Demokratik uygulamada, katılımda, denetimde, kalitede, hukukta bağlılığın şart olduğunu dile getiren Yalçınbayır şöyle devam etti: "Siz tutar da yönetici olarak hukuka aykırı olduğunu iddia ettiğiniz bir hususu yargıya intikal ettirmez de toplumda bu doğrultuda kanaat oluşturmak üzere toplumu jüri olarak yönlendirmek üzere hareket ederseniz, kişileri gelişi güzel suçlarsanız burada hukuki güven olur mu? Siz, bu yolla insanları ayrıştırırsınız. İnsanların ayrıştırılması artık bana göre partiler bakımından değil, doğruda ve yanlışta ayrışmadır. Yanlış olan şeylerin insanların peşinden gitmesini sağlayacak boş sözler söylüyorsunuz. Bunlara bağlanacak hiçbir ilmi, hukuki sonuç yoktur. Ne olur? Cebir olur, tehdit olur. Darp olur. Uzlaşmazlık olur, bin sindirme olur, orada ilerleme bekleyebilir misiniz? Orada bir hesap vermeyi bekleyebilir misiniz? Meclisin hesap verebileceğini düşüne biliyor musunuz. Siz yürütmenin hesap verebileceğini düşüne biliyor musunuz? Bağımsız yargı yoksa yargının hesap sorabileceği düşünüyor musunuz? Biz biliyoruz, inancımız da o; hesap er geç verilir. Bu dünyada verilmiyorsa öbür tarafta verilir.
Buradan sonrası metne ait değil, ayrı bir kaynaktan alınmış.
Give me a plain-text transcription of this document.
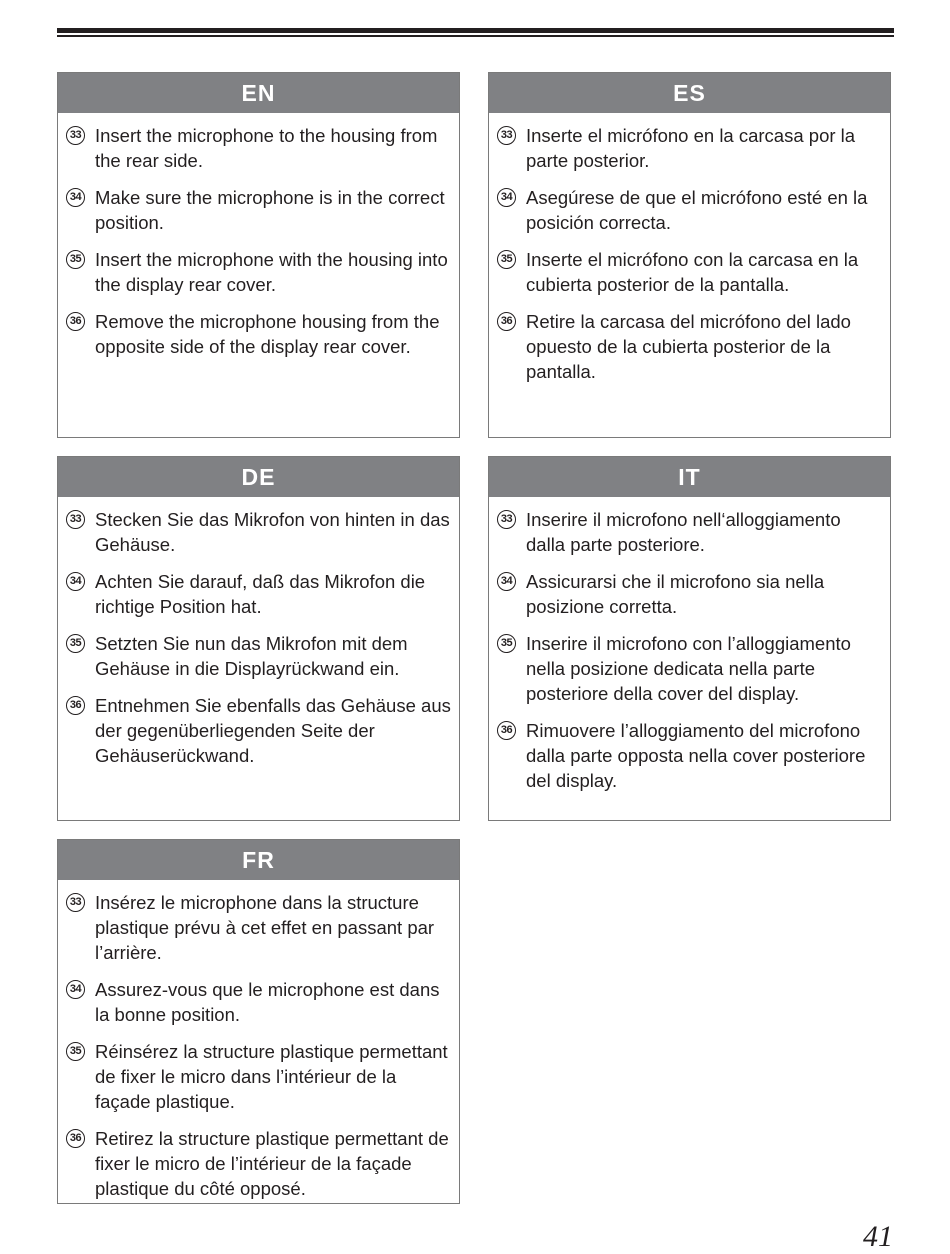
EN
33 Insert the microphone to the housing from the rear side.
34 Make sure the microphone is in the correct position.
35 Insert the microphone with the housing into the display rear cover.
36 Remove the microphone housing from the opposite side of the display rear cover.
ES
33 Inserte el micrófono en la carcasa por la parte posterior.
34 Asegúrese de que el micrófono esté en la posición correcta.
35 Inserte el micrófono con la carcasa en la cubierta posterior de la pantalla.
36 Retire la carcasa del micrófono del lado opuesto de la cubierta posterior de la pantalla.
DE
33 Stecken Sie das Mikrofon von hinten in das Gehäuse.
34 Achten Sie darauf, daß das Mikrofon die richtige Position hat.
35 Setzten Sie nun das Mikrofon mit dem Gehäuse in die Displayrückwand ein.
36 Entnehmen Sie ebenfalls das Gehäuse aus der gegenüberliegenden Seite der Gehäuserückwand.
IT
33 Inserire il microfono nell‘alloggiamento dalla parte posteriore.
34 Assicurarsi che il microfono sia nella posizione corretta.
35 Inserire il microfono con l’alloggiamento nella posizione dedicata nella parte posteriore della cover del display.
36 Rimuovere l’alloggiamento del microfono dalla parte opposta nella cover posteriore del display.
FR
33 Insérez le microphone dans la structure plastique prévu à cet effet en passant par l’arrière.
34 Assurez-vous que le microphone est dans la bonne position.
35 Réinsérez la structure plastique permettant de fixer le micro dans l’intérieur de la façade plastique.
36 Retirez la structure plastique permettant de fixer le micro de l’intérieur de la façade plastique du côté opposé.
41
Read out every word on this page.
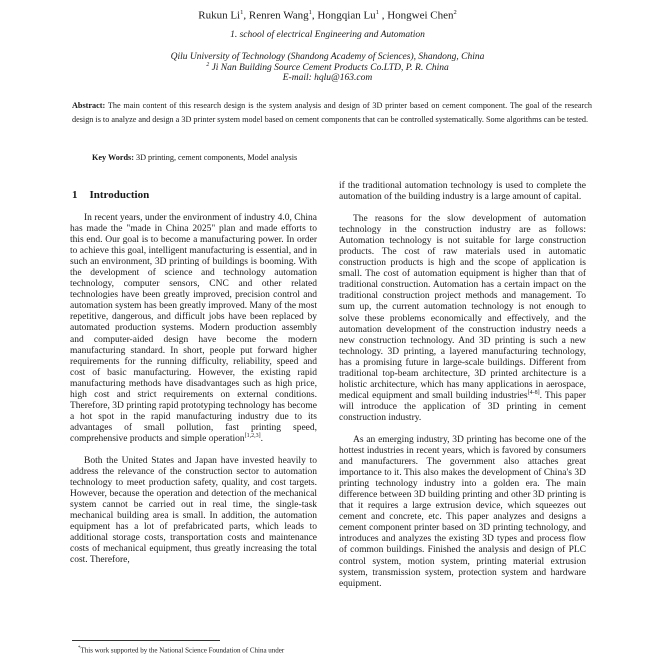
Rukun Li$^1$, Renren Wang$^1$, Hongqian Lu$^1$ , Hongwei Chen$^2$
1. school of electrical Engineering and Automation
Qilu University of Technology (Shandong Academy of Sciences), Shandong, China
$^2$ Ji Nan Building Source Cement Products Co.LTD, P. R. China
E-mail: hqlu@163.com
Abstract: The main content of this research design is the system analysis and design of 3D printer based on cement component. The goal of the research design is to analyze and design a 3D printer system model based on cement components that can be controlled systematically. Some algorithms can be tested.
Key Words: 3D printing, cement components, Model analysis
1 Introduction

In recent years, under the environment of industry 4.0, China has made the "made in China 2025" plan and made efforts to this end. Our goal is to become a manufacturing power. In order to achieve this goal, intelligent manufacturing is essential, and in such an environment, 3D printing of buildings is booming. With the development of science and technology automation technology, computer sensors, CNC and other related technologies have been greatly improved, precision control and automation system has been greatly improved. Many of the most repetitive, dangerous, and difficult jobs have been replaced by automated production systems. Modern production assembly and computer-aided design have become the modern manufacturing standard. In short, people put forward higher requirements for the running difficulty, reliability, speed and cost of basic manufacturing. However, the existing rapid manufacturing methods have disadvantages such as high price, high cost and strict requirements on external conditions. Therefore, 3D printing rapid prototyping technology has become a hot spot in the rapid manufacturing industry due to its advantages of small pollution, fast printing speed, comprehensive products and simple operation[1,2,3].

Both the United States and Japan have invested heavily to address the relevance of the construction sector to automation technology to meet production safety, quality, and cost targets. However, because the operation and detection of the mechanical system cannot be carried out in real time, the single-task mechanical building area is small. In addition, the automation equipment has a lot of prefabricated parts, which leads to additional storage costs, transportation costs and maintenance costs of mechanical equipment, thus greatly increasing the total cost. Therefore,

if the traditional automation technology is used to complete the automation of the building industry is a large amount of capital.

The reasons for the slow development of automation technology in the construction industry are as follows: Automation technology is not suitable for large construction products. The cost of raw materials used in automatic construction products is high and the scope of application is small. The cost of automation equipment is higher than that of traditional construction. Automation has a certain impact on the traditional construction project methods and management. To sum up, the current automation technology is not enough to solve these problems economically and effectively, and the automation development of the construction industry needs a new construction technology. And 3D printing is such a new technology. 3D printing, a layered manufacturing technology, has a promising future in large-scale buildings. Different from traditional top-beam architecture, 3D printed architecture is a holistic architecture, which has many applications in aerospace, medical equipment and small building industries[4-8]. This paper will introduce the application of 3D printing in cement construction industry.

As an emerging industry, 3D printing has become one of the hottest industries in recent years, which is favored by consumers and manufacturers. The government also attaches great importance to it. This also makes the development of China's 3D printing technology industry into a golden era. The main difference between 3D building printing and other 3D printing is that it requires a large extrusion device, which squeezes out cement and concrete, etc. This paper analyzes and designs a cement component printer based on 3D printing technology, and introduces and analyzes the existing 3D types and process flow of common buildings. Finished the analysis and design of PLC control system, motion system, printing material extrusion system, transmission system, protection system and hardware equipment.

*This work supported by the National Science Foundation of China under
Bu dünyada verilmemesinin vebali bu dünyada hesap soramayanlara aittir. Bu konuda, bizim kaliteyi yükseltmemiz, doğruluğu, dürüstlüğü, ahlakı bu değerleri ön plana çıkarmamız ve bu konudaki fikri takip etmemizle olur. Hiç Ahmet, Mehmet diye yazmak, yerine genel tablo budur. Onun için demokrasimiz dünyanın 100’üncü sırasına doğru gitmektedir. Onun için basın özgürlüğünde biz son sıralardayız. Onun için çocuk cinayetleri, tecavüzleri, kadın cinayetleri, tecavüzleri artmaktadır, bu boşuna değil.Tüm bu haklar bir bütünün parçasıdır siz bütünü görmeden tek tek maden konusunu ele alamazsınız. Tek tek sandık, seçim konusunu ele alamazsınız. Bunları ayrıştırarak iş yapamazsınız. Bu bir bütündür."